On April 26 Councilman Peter Vallone Jr. (D-Astoria) held a rally outside City Hall with immigrant advocates and other politicians, calling for the mayor and City Council Speaker Christine Quinn (D-Manhattan) to restore money for a scholarship geared toward undocumented college students.
Those opposed to the grant’s elimination accused Quinn of punishing Vallone for renouncing the partial name change of the Queensboro Bridge for former Mayor Ed Koch. Vallone also claims his discretionary funds were cut by 40 percent because of his nay bridge vote. Quinn said the decrease was made to even out the district that for years enjoyed the added monetary perk of being represented by former Council Speaker Peter Vallone Sr.
Almost a month later Quinn sat down with the Chronicle editorial staff. She spoke of her stance on several topics, including saying that Vallone’s claim is just plain false.
“One thing that Peter has been saying, that is just wrong, is about the Vallone Scholarship,” Quinn said. “On the year we had to cut the funding for the Vallone Scholarship, in 2008/2009 it was the peak of the recession. Every program that year in the Council budget was not restored.”

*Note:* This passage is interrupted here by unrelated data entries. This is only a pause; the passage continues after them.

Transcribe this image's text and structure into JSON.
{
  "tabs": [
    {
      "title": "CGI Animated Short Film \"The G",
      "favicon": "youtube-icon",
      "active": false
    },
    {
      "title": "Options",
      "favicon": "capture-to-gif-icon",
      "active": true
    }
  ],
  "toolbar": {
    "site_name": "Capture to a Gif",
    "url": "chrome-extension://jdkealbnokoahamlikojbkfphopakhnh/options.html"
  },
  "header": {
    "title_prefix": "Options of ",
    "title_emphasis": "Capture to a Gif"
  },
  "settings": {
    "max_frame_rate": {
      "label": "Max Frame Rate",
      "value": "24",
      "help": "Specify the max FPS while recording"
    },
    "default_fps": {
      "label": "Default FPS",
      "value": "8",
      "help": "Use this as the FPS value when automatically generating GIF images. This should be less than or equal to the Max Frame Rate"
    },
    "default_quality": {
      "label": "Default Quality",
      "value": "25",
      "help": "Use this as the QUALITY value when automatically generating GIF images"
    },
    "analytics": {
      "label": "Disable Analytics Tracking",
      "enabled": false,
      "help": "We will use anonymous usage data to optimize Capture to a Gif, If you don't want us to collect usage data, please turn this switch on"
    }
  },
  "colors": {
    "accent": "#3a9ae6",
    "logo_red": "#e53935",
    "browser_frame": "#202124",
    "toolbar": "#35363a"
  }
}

Roughly 15,000 students were the recipients of the Peter F. Vallone Scholarship before it was cut.
According to Quinn, the budget negotiating team slashed the $6 million provided annually for the scholarship, adding that it was not a decision made by the speaker alone as is the case with discretionary fund allocations. The decision was then reaffirmed by the Council, she said, adding that at least three boroughs had to say yes for it to go through.
“Some members of the Queens delegation feel they are being punished on the retribution level, and that is just not what happened,” Quinn said.

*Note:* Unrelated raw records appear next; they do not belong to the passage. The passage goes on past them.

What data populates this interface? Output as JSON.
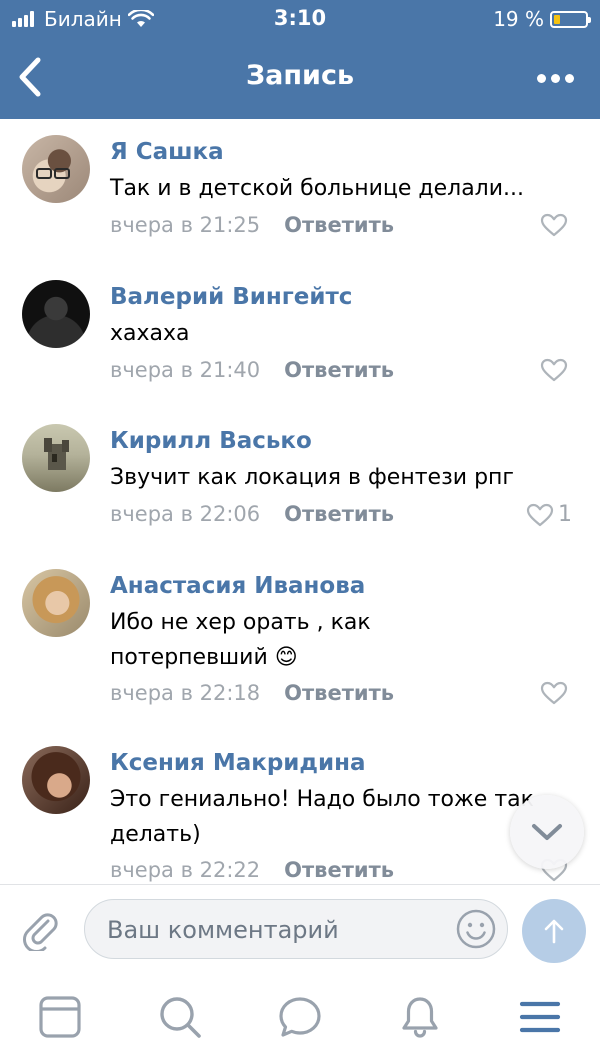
{
  "status_bar": {
    "carrier": "Билайн",
    "time": "3:10",
    "battery": "19 %"
  },
  "header": {
    "title": "Запись"
  },
  "comments": [
    {
      "author": "Я Сашка",
      "text": "Так и в детской больнице делали...",
      "time": "вчера в 21:25",
      "reply": "Ответить",
      "likes": ""
    },
    {
      "author": "Валерий Вингейтс",
      "text": "хахаха",
      "time": "вчера в 21:40",
      "reply": "Ответить",
      "likes": ""
    },
    {
      "author": "Кирилл Васько",
      "text": "Звучит как локация в фентези рпг",
      "time": "вчера в 22:06",
      "reply": "Ответить",
      "likes": "1"
    },
    {
      "author": "Анастасия Иванова",
      "text": "Ибо не хер орать , как потерпевший 😊",
      "time": "вчера в 22:18",
      "reply": "Ответить",
      "likes": ""
    },
    {
      "author": "Ксения Макридина",
      "text": "Это гениально! Надо было тоже так делать)",
      "time": "вчера в 22:22",
      "reply": "Ответить",
      "likes": ""
    }
  ],
  "composer": {
    "placeholder": "Ваш комментарий",
    "value": ""
  },
  "colors": {
    "brand": "#4a76a8",
    "author": "#4a76a8",
    "muted": "#a0a6ad",
    "send_button": "#b6cde6"
  },
  "icons": {
    "back": "chevron-left-icon",
    "more": "more-dots-icon",
    "like": "heart-outline-icon",
    "scroll": "chevron-down-icon",
    "attach": "paperclip-icon",
    "emoji": "smile-icon",
    "send": "arrow-up-icon",
    "tabs": [
      "news-icon",
      "search-icon",
      "messages-icon",
      "notifications-icon",
      "menu-icon"
    ]
  }
}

“Did she say this with a straight face?” Vallone asked Wednesday.
Although the Council as a whole made the vote, Vallone reiterated that as the leader of the body, Quinn has the power.
“She controls the Council,” Vallone said. “Just once I want her to say ‘I didn’t refund the libraries the Council did.’”
“I was told by her staff that there would be retribution,” Vallone said, “and there was.
“None of the other council members said a word prior to the vote and I certainly could have used some help,” he added. Vallone pledges if elected as borough president to restore the Queensboro Bridge name.
Councilman Jimmy Van Bramer (D-Sunnyside), who voted against the renaming, said he didn’t speak as publicly as Vallone, but did make his opinion heard.
“I sent a letter to all the folks who had writen to my office several days in advance of the vote. One blog picked it up. I also spoke very passionately against it in the council chambers before the vote,” Van Bramer said.
He added his vote did not affect his funds.
“She was good to me and my district before the vote and she was good to me and my district after the vote,” he said of Quinn.
Councilman Mark Weprin (D-Queens Village), a longtime Koch pal, voted for the switch along with other members such as Councilman Danny Dromm (D-Jackson Heights), who said it “wasn’t that big of a deal,” and Councilwoman Elizabeth Crowley (D-Middle Village).
At the time some political insiders speculated that the renaming served as a political chess move. In December 2011, Koch endorsed Quinn for mayor eight months after she backed the naming. Koch also put his money and name behind Weprin for speaker.